Sportsmail understands that Khan would be is looking to continue basing his team in Florida, regardless of staging their home games at what he anticipates would be the new jewel in his London property portfolio.
Tax liabilities are already complicated enough for NFL players who, under Internal Revenue Service rules in the US, must pay a percentage of their income to each state they play in during the NFL season. It’s why Khan's staff are keen to avoid dealing with the UK’s Inland Revenue.
By flying into London for games, perhaps on a Thursday, and leaving immediately afterwards, the team will also avoid exhausting journeys from London to the US west coast for ‘away’ games and the Florida climate will be conducive to players.
The point is that Khan has fierce financial focus. He’s turned the Jaguars’ stadium into a commercial goldmine by attending to the small details of how to sweat the asset.

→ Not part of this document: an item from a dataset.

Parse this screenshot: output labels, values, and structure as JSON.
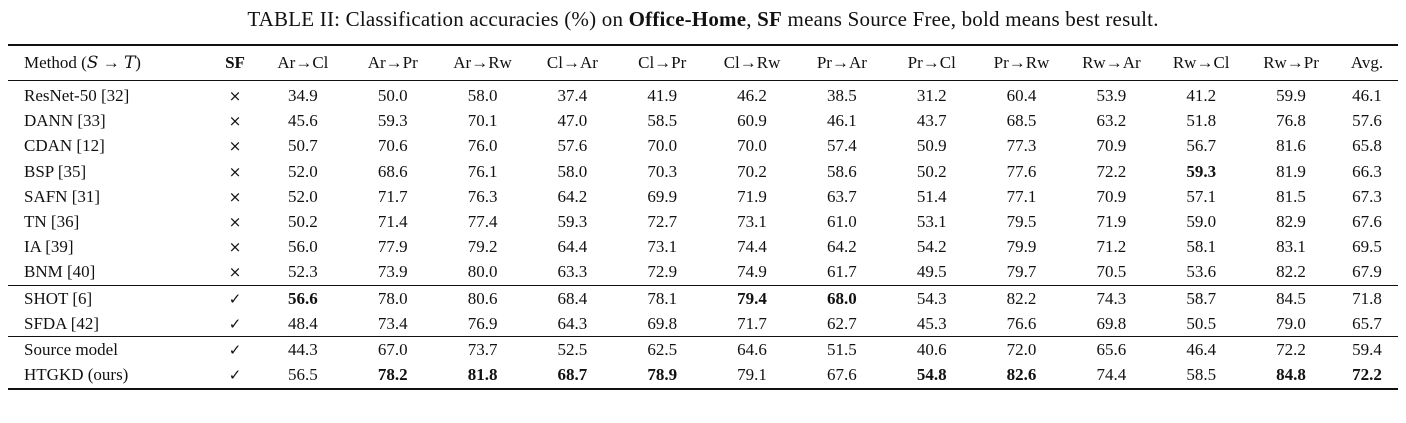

Doing that is a financial necessity in the NFL, where TV and sponsorship revenues are shared out equally between franchises and the only way of extracting commercial advantage is by working the bricks and mortar to death all year round.

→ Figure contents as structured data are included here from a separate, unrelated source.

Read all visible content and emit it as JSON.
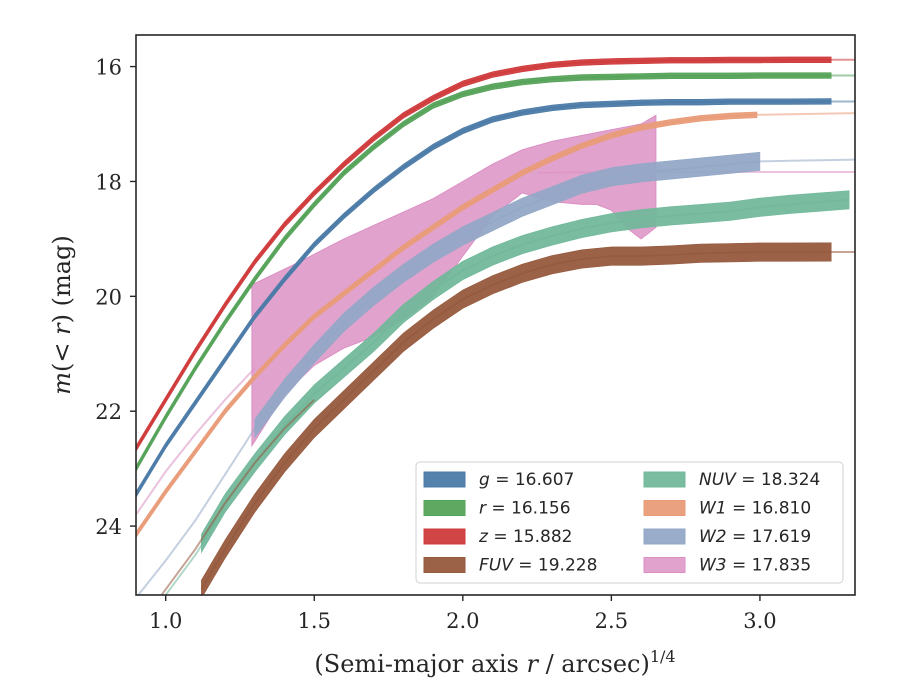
{
  "chart_data": {
    "type": "line",
    "xlabel": "(Semi-major axis r / arcsec)^1/4",
    "ylabel": "m(< r) (mag)",
    "xlim": [
      0.9,
      3.32
    ],
    "ylim": [
      25.2,
      15.45
    ],
    "y_inverted": true,
    "xticks": [
      1.0,
      1.5,
      2.0,
      2.5,
      3.0
    ],
    "xtick_labels": [
      "1.0",
      "1.5",
      "2.0",
      "2.5",
      "3.0"
    ],
    "yticks": [
      16,
      18,
      20,
      22,
      24
    ],
    "ytick_labels": [
      "16",
      "18",
      "20",
      "22",
      "24"
    ],
    "grid": false,
    "legend_position": "lower-right",
    "series": [
      {
        "name": "g",
        "label_var": "g",
        "label_value": "16.607",
        "color": "#4c7ba8",
        "band_width": 0.05,
        "x": [
          0.9,
          1.0,
          1.1,
          1.2,
          1.3,
          1.4,
          1.5,
          1.6,
          1.7,
          1.8,
          1.9,
          2.0,
          2.1,
          2.2,
          2.3,
          2.4,
          2.5,
          2.6,
          2.7,
          2.8,
          2.9,
          3.0,
          3.1,
          3.24
        ],
        "y": [
          23.45,
          22.6,
          21.85,
          21.1,
          20.35,
          19.7,
          19.1,
          18.6,
          18.15,
          17.75,
          17.4,
          17.12,
          16.92,
          16.8,
          16.72,
          16.67,
          16.65,
          16.63,
          16.62,
          16.62,
          16.61,
          16.61,
          16.61,
          16.607
        ],
        "extension": {
          "x": [
            3.24,
            3.32
          ],
          "y": [
            16.607,
            16.607
          ]
        }
      },
      {
        "name": "r",
        "label_var": "r",
        "label_value": "16.156",
        "color": "#56a35a",
        "band_width": 0.05,
        "x": [
          0.9,
          1.0,
          1.1,
          1.2,
          1.3,
          1.4,
          1.5,
          1.6,
          1.7,
          1.8,
          1.9,
          2.0,
          2.1,
          2.2,
          2.3,
          2.4,
          2.5,
          2.6,
          2.7,
          2.8,
          2.9,
          3.0,
          3.1,
          3.24
        ],
        "y": [
          23.0,
          22.1,
          21.25,
          20.45,
          19.7,
          19.0,
          18.4,
          17.85,
          17.4,
          17.0,
          16.68,
          16.48,
          16.35,
          16.27,
          16.22,
          16.19,
          16.18,
          16.17,
          16.16,
          16.16,
          16.16,
          16.156,
          16.156,
          16.156
        ],
        "extension": {
          "x": [
            3.24,
            3.32
          ],
          "y": [
            16.156,
            16.156
          ]
        }
      },
      {
        "name": "z",
        "label_var": "z",
        "label_value": "15.882",
        "color": "#d03b3c",
        "band_width": 0.05,
        "x": [
          0.9,
          1.0,
          1.1,
          1.2,
          1.3,
          1.4,
          1.5,
          1.6,
          1.7,
          1.8,
          1.9,
          2.0,
          2.1,
          2.2,
          2.3,
          2.4,
          2.5,
          2.6,
          2.7,
          2.8,
          2.9,
          3.0,
          3.1,
          3.24
        ],
        "y": [
          22.65,
          21.8,
          20.95,
          20.15,
          19.4,
          18.75,
          18.2,
          17.7,
          17.25,
          16.85,
          16.55,
          16.3,
          16.14,
          16.04,
          15.97,
          15.93,
          15.91,
          15.9,
          15.89,
          15.89,
          15.885,
          15.885,
          15.882,
          15.882
        ],
        "extension": {
          "x": [
            3.24,
            3.32
          ],
          "y": [
            15.882,
            15.882
          ]
        }
      },
      {
        "name": "FUV",
        "label_var": "FUV",
        "label_value": "19.228",
        "color": "#965a3e",
        "band_width": 0.16,
        "x": [
          1.12,
          1.2,
          1.3,
          1.4,
          1.5,
          1.6,
          1.7,
          1.8,
          1.9,
          2.0,
          2.1,
          2.2,
          2.3,
          2.4,
          2.5,
          2.6,
          2.7,
          2.8,
          2.9,
          3.0,
          3.1,
          3.24
        ],
        "y": [
          25.1,
          24.4,
          23.6,
          22.9,
          22.3,
          21.8,
          21.3,
          20.8,
          20.4,
          20.05,
          19.8,
          19.6,
          19.45,
          19.35,
          19.3,
          19.3,
          19.28,
          19.25,
          19.24,
          19.23,
          19.23,
          19.228
        ],
        "extension": {
          "x": [
            0.9,
            1.0,
            1.1,
            1.2,
            1.3,
            1.4,
            1.5
          ],
          "y": [
            25.8,
            25.1,
            24.4,
            23.6,
            22.9,
            22.3,
            21.8
          ]
        },
        "extension_right": {
          "x": [
            3.24,
            3.32
          ],
          "y": [
            19.228,
            19.228
          ]
        }
      },
      {
        "name": "NUV",
        "label_var": "NUV",
        "label_value": "18.324",
        "color": "#72b89b",
        "band_width": 0.16,
        "x": [
          1.12,
          1.2,
          1.3,
          1.4,
          1.5,
          1.6,
          1.7,
          1.8,
          1.9,
          2.0,
          2.1,
          2.2,
          2.3,
          2.4,
          2.5,
          2.6,
          2.7,
          2.8,
          2.9,
          3.0,
          3.1,
          3.2,
          3.3
        ],
        "y": [
          24.3,
          23.6,
          22.9,
          22.25,
          21.7,
          21.25,
          20.8,
          20.3,
          19.9,
          19.55,
          19.3,
          19.1,
          18.95,
          18.82,
          18.72,
          18.65,
          18.6,
          18.56,
          18.52,
          18.45,
          18.4,
          18.36,
          18.32
        ],
        "extension": {
          "x": [
            0.9,
            1.0,
            1.1,
            1.2
          ],
          "y": [
            25.8,
            25.2,
            24.5,
            23.7
          ]
        }
      },
      {
        "name": "W1",
        "label_var": "W1",
        "label_value": "16.810",
        "color": "#e99c79",
        "band_width": 0.05,
        "x": [
          0.9,
          1.0,
          1.1,
          1.2,
          1.3,
          1.4,
          1.5,
          1.6,
          1.7,
          1.8,
          1.9,
          2.0,
          2.1,
          2.2,
          2.3,
          2.4,
          2.5,
          2.6,
          2.7,
          2.8,
          2.9,
          2.99
        ],
        "y": [
          24.15,
          23.4,
          22.7,
          22.0,
          21.4,
          20.85,
          20.35,
          19.95,
          19.55,
          19.15,
          18.8,
          18.45,
          18.15,
          17.85,
          17.6,
          17.38,
          17.2,
          17.06,
          16.97,
          16.9,
          16.86,
          16.84
        ],
        "extension": {
          "x": [
            2.99,
            3.1,
            3.2,
            3.32
          ],
          "y": [
            16.84,
            16.83,
            16.82,
            16.81
          ]
        }
      },
      {
        "name": "W2",
        "label_var": "W2",
        "label_value": "17.619",
        "color": "#93a8c6",
        "band_width": 0.16,
        "x": [
          1.3,
          1.4,
          1.5,
          1.6,
          1.7,
          1.8,
          1.9,
          2.0,
          2.1,
          2.2,
          2.3,
          2.4,
          2.5,
          2.6,
          2.7,
          2.8,
          2.9,
          3.0
        ],
        "y": [
          22.3,
          21.6,
          21.0,
          20.45,
          20.0,
          19.6,
          19.25,
          18.95,
          18.7,
          18.45,
          18.25,
          18.05,
          17.92,
          17.85,
          17.8,
          17.75,
          17.7,
          17.65
        ],
        "extension": {
          "x": [
            0.9,
            1.0,
            1.1,
            1.2,
            1.3
          ],
          "y": [
            25.25,
            24.6,
            23.9,
            23.1,
            22.3
          ]
        },
        "extension_right": {
          "x": [
            3.0,
            3.1,
            3.2,
            3.32
          ],
          "y": [
            17.65,
            17.64,
            17.63,
            17.62
          ]
        }
      },
      {
        "name": "W3",
        "label_var": "W3",
        "label_value": "17.835",
        "color": "#db8fc3",
        "band_width": 0.05,
        "x": [
          0.9,
          1.0,
          1.1,
          1.2,
          1.3
        ],
        "y": [
          23.8,
          23.05,
          22.4,
          21.8,
          21.25
        ],
        "extension_right": {
          "x": [
            2.25,
            2.4,
            2.6,
            2.8,
            3.0,
            3.2,
            3.32
          ],
          "y": [
            17.85,
            17.84,
            17.84,
            17.835,
            17.835,
            17.835,
            17.835
          ]
        },
        "region": {
          "upper_x": [
            1.29,
            1.45,
            1.6,
            1.75,
            1.9,
            2.0,
            2.1,
            2.2,
            2.3,
            2.4,
            2.5,
            2.6,
            2.65
          ],
          "upper_y": [
            19.8,
            19.4,
            19.0,
            18.65,
            18.3,
            18.0,
            17.7,
            17.45,
            17.3,
            17.2,
            17.1,
            17.0,
            16.85
          ],
          "lower_x": [
            2.65,
            2.6,
            2.55,
            2.5,
            2.45,
            2.4,
            2.3,
            2.2,
            2.1,
            2.0,
            1.9,
            1.8,
            1.7,
            1.6,
            1.5,
            1.4,
            1.29
          ],
          "lower_y": [
            18.8,
            19.0,
            18.8,
            18.5,
            18.4,
            18.4,
            18.35,
            18.2,
            18.6,
            19.3,
            20.0,
            20.4,
            20.7,
            20.9,
            21.2,
            21.7,
            22.6
          ]
        }
      }
    ]
  }
}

Those who have worked with him say he will do precisely the same at Wembley. England might be negotiating to ensure “major fixtures” are still played at the stadium but the national stadium will, in every sense, be lost.

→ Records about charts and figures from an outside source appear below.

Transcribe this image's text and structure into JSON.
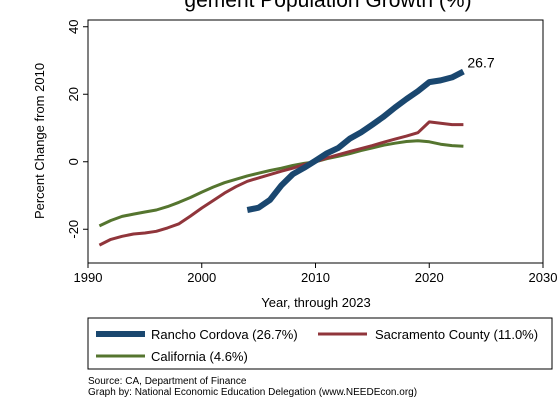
{
  "chart_data": {
    "type": "line",
    "title": "gement Population Growth (%)",
    "xlabel": "Year, through 2023",
    "ylabel": "Percent Change from 2010",
    "xlim": [
      1990,
      2030
    ],
    "ylim": [
      -30,
      42
    ],
    "x_ticks": [
      1990,
      2000,
      2010,
      2020,
      2030
    ],
    "x_tick_labels": [
      "1990",
      "2000",
      "2010",
      "2020",
      "2030"
    ],
    "y_ticks": [
      -20,
      0,
      20,
      40
    ],
    "y_tick_labels": [
      "-20",
      "0",
      "20",
      "40"
    ],
    "grid": false,
    "end_label": "26.7",
    "series": [
      {
        "name": "Rancho Cordova (26.7%)",
        "color": "#1a476f",
        "width": "thick",
        "x": [
          2004,
          2005,
          2006,
          2007,
          2008,
          2009,
          2010,
          2011,
          2012,
          2013,
          2014,
          2015,
          2016,
          2017,
          2018,
          2019,
          2020,
          2021,
          2022,
          2023
        ],
        "y": [
          -14.3,
          -13.6,
          -11.3,
          -7.0,
          -3.7,
          -1.8,
          0.3,
          2.5,
          4.1,
          6.8,
          8.7,
          11.0,
          13.4,
          16.1,
          18.6,
          20.9,
          23.6,
          24.1,
          25.0,
          26.7
        ]
      },
      {
        "name": "Sacramento County (11.0%)",
        "color": "#90353b",
        "width": "normal",
        "x": [
          1991,
          1992,
          1993,
          1994,
          1995,
          1996,
          1997,
          1998,
          1999,
          2000,
          2001,
          2002,
          2003,
          2004,
          2005,
          2006,
          2007,
          2008,
          2009,
          2010,
          2011,
          2012,
          2013,
          2014,
          2015,
          2016,
          2017,
          2018,
          2019,
          2020,
          2021,
          2022,
          2023
        ],
        "y": [
          -24.7,
          -23.0,
          -22.1,
          -21.4,
          -21.1,
          -20.6,
          -19.6,
          -18.4,
          -16.1,
          -13.7,
          -11.5,
          -9.3,
          -7.4,
          -5.8,
          -4.8,
          -3.8,
          -2.8,
          -1.9,
          -0.8,
          0.0,
          1.1,
          2.1,
          3.0,
          3.9,
          4.8,
          5.8,
          6.7,
          7.6,
          8.6,
          11.8,
          11.4,
          11.0,
          11.0
        ]
      },
      {
        "name": "California (4.6%)",
        "color": "#55752f",
        "width": "normal",
        "x": [
          1991,
          1992,
          1993,
          1994,
          1995,
          1996,
          1997,
          1998,
          1999,
          2000,
          2001,
          2002,
          2003,
          2004,
          2005,
          2006,
          2007,
          2008,
          2009,
          2010,
          2011,
          2012,
          2013,
          2014,
          2015,
          2016,
          2017,
          2018,
          2019,
          2020,
          2021,
          2022,
          2023
        ],
        "y": [
          -19.0,
          -17.4,
          -16.2,
          -15.5,
          -14.9,
          -14.3,
          -13.3,
          -12.0,
          -10.6,
          -9.0,
          -7.5,
          -6.2,
          -5.2,
          -4.2,
          -3.4,
          -2.6,
          -1.9,
          -1.1,
          -0.5,
          0.0,
          0.9,
          1.6,
          2.4,
          3.3,
          4.1,
          4.9,
          5.5,
          6.0,
          6.2,
          5.9,
          5.2,
          4.8,
          4.6
        ]
      }
    ],
    "legend_position": "bottom",
    "notes": [
      "Source: CA, Department of Finance",
      "Graph by: National Economic Education Delegation (www.NEEDEcon.org)"
    ]
  }
}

And for what gain? Khan’s offer to the FA is £600m, a figure very substantially less than the £860m the FA has spent buying and rebuilding it since 1999.
The Economist newspaper observed this week that house prices in London have trebled in the 19 years since the FA bought the stadium and that is what makes the value look poor. It’s what happens when you’re selling your house and have only one buyer.
The FA counters that the money will go to the grassroots game, though how long will it last and how far will it reach with the 29,000 clubs out there is questionable. The £61m of lottery and government money have stumped up to assist the FA’s development of Wembley must be repaid. Then it will be a race against time to achieve the “transformation” of the game that the FA is promising before the money runs out.
By the time it does, expect Khan to have shown the governing body a thing or two about how to make a stadium like Wembley into a cash machine. Ask those who have worked with him and it keeps coming back to commercial rigour.
‘It’s the American fan experience idea for him,’ one tells Sportsmail. ‘He makes the experience for visitors so good that they keep coming back and he is constantly looking for reasons to bring them back. Events, events, events. That’s what he’s about.
‘He is much better at that than the British. You have to feel the FA will look back on a sale and wonder why they couldn’t install the kind of people he employs and make it work financially for them.’
There is evidence at Fulham of what this one-time Khan executive means. The £100m he has invested in the new Craven Cottage Riverside Stand, overlooking the Thames, is expected to become a bigger non-match-day earner as on the 19 days a year that Fulham play at home. For just six times that cost, Khan gets to own Wembley. He’ll be laughing all the way to the bank.